Cantwell, Bipartisan Colleagues Push to Implement Aviation Workforce Training Programs

WASHINGTON, D.C. – Today, U.S. Senator Maria Cantwell (D-WA), the Ranking Member of the Senate Committee on Commerce, Science, and Transportation, joined 27 of her Senate colleagues in a bipartisan letter urging the Department of Transportation (DOT) and the Federal Aviation Administration (FAA) to fully implement two aviation workforce grant programs that would invest in and expand the next generation of aircraft maintenance technicians and aircraft pilots. One of the programs was authored and originally introduced by Senator Cantwell to address the aviation maintenance industry skills gap by encouraging and facilitating collaboration between schools, government, labor and industry to recruit and train technical talent.

A number of schools across Washington state offer aviation maintenance programs, including Big Bend Community College in Moses Lake, Clover Park Technical College in Lakewood, Edmonds College, Everett Community College, Renton Technical College, South Seattle College, and Spokane Community College.

“Given the broad, bipartisan support for the grant programs on Capitol Hill, and among schools, industry, and labor, we are disappointed that they are not yet operating. Understanding that establishing a workforce grant program is new to the Federal Aviation Administration, we urge you to initiate them before the end of the current fiscal year,” the senators wrote. “Due in particular to the increased pace of aviation sector retirements in recent months, when industry business conditions return to pre-pandemic levels, the need for pilots and technicians will be more acute than before.”

Senator Cantwell is a key supporter of the aviation sector in Washington state, which employs more than 136,000 people throughout the supply chain, and she has been a leader in developing programs to help train the next generation of aviation workers. In addition to introducing the original bipartisan aviation maintenance workforce legislation included in the 2018 FAA Reauthorization Bill, Cantwell also introduced a bipartisan bill in May of 2018 to improve training programs and modernize the mandated curriculum at aviation maintenance technician schools. Senator Cantwell has pushed for appropriations funding for the two grant programs established in the 2018 FAA Reauthorization Bill every year since the programs were first created.

Senator Cantwell was joined on the letter to DOT and FAA by Senators Chris Van Hollen (D-MD), Jim Inhofe (R-OK), Susan Collins (R-ME), Tammy Baldwin (D-WI), John Boozman (R-AR), Richard Blumenthal (D-CT), Shelley Moore Capito (R-WV), Sherrod Brown (D-OH),  Kevin Cramer (R-ND), Ben Cardin (D-MD), Ted Cruz (R-TX), Chris Coons (D-DE), John Hoeven (R-ND), Tammy Duckworth (D-IL), Cindy Hyde-Smith (R-MS), Dick Durbin (D-IL), Lisa Murkowski (R-AK), Angus King (I-ME), Jerry Moran (R-KS), Amy Klobuchar (D-MN), Marco Rubio (R-FL), Ed Markey (D-MA), Dan Sullivan (R-AK), Kyrsten Sinema (D-AZ), John Thune (R-SD), Tom Udall (D-NM), and Ron Wyden (D-OR).

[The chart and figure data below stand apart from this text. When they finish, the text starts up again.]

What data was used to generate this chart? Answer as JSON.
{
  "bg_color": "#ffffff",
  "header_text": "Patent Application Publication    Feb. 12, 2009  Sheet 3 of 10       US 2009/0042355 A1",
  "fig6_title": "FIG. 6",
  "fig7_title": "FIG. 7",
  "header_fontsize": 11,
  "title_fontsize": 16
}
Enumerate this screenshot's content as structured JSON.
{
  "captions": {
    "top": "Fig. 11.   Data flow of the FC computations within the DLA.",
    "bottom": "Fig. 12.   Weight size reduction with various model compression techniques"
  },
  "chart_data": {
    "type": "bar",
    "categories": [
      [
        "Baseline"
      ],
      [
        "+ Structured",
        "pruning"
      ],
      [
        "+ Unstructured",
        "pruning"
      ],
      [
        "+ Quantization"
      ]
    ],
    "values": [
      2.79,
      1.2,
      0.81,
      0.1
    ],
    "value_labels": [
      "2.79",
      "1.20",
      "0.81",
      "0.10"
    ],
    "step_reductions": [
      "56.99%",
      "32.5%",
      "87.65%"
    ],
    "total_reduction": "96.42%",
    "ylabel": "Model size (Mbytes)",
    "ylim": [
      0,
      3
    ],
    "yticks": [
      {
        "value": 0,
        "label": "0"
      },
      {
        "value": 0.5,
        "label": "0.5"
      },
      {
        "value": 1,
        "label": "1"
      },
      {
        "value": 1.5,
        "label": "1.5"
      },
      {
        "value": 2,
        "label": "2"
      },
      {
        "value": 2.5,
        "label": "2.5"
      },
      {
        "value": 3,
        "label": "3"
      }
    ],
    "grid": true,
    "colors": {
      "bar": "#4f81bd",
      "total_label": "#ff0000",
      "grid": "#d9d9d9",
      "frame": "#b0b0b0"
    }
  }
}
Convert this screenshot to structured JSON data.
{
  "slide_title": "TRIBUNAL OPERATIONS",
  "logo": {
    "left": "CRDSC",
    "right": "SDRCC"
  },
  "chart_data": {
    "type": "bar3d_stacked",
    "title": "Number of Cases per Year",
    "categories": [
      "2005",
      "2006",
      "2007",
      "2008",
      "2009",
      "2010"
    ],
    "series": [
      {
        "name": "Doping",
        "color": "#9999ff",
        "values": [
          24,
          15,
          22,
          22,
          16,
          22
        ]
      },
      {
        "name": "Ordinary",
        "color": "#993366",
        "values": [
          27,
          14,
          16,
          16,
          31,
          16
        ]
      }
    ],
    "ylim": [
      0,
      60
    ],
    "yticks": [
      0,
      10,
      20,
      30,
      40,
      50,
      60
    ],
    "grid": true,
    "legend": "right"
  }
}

The full text of the letter can be found HERE and below.

Dear Secretary Chao and Administrator Dickson:

Section 625 of the FAA Reauthorization Act of 2018 (P.L. 115-254) authorized two aviation workforce grant programs to facilitate the development of the next generation of aircraft pilots and maintenance technicians.  Congress fully funded the programs for fiscal year (FY) 2020 in the Further Consolidated Appropriations Act, 2020 (P.L. 116-94). 

Given the broad, bipartisan support for the grant programs on Capitol Hill, and among schools, industry, and labor, we are disappointed that they are not yet operating. Understanding that establishing a workforce grant program is new to the Federal Aviation Administration, we urge you to initiate them before the end of the current fiscal year.

The grant program for pilot education will support the creation and delivery of curriculum designed to provide high school students with meaningful science, technology, engineering, math and aviation education.  This program has the potential to grow our nation’s pilot workforce by encouraging our nation’s youth to become the next generation of commercial, general aviation, drone or military pilots. 

The grant program for aviation technicians will address the well-documented maintenance industry skills gap by encouraging and facilitating collaboration between schools, government, labor and industry to recruit and train the technical talent America’s aerospace sector will require to keep the nation’s aircraft operating safely and efficiently.

The ongoing pandemic-related economic disruptions only heighten the urgency and need for these programs.  Due in particular to the increased pace of aviation sector retirements in recent months, when industry business conditions return to pre-pandemic levels, the need for pilots and technicians will be more acute than before.  By awarding grants now to encourage innovation in training and recruitment, the federal government can have a positive and lasting impact on the aviation workforce, as intended by Congress.

These important programs have been authorized for almost two years, and there is significant interest by stakeholders to establish them.  With the end of fiscal year fast approaching, we strongly encourage you to get both grant programs up and running in the coming weeks.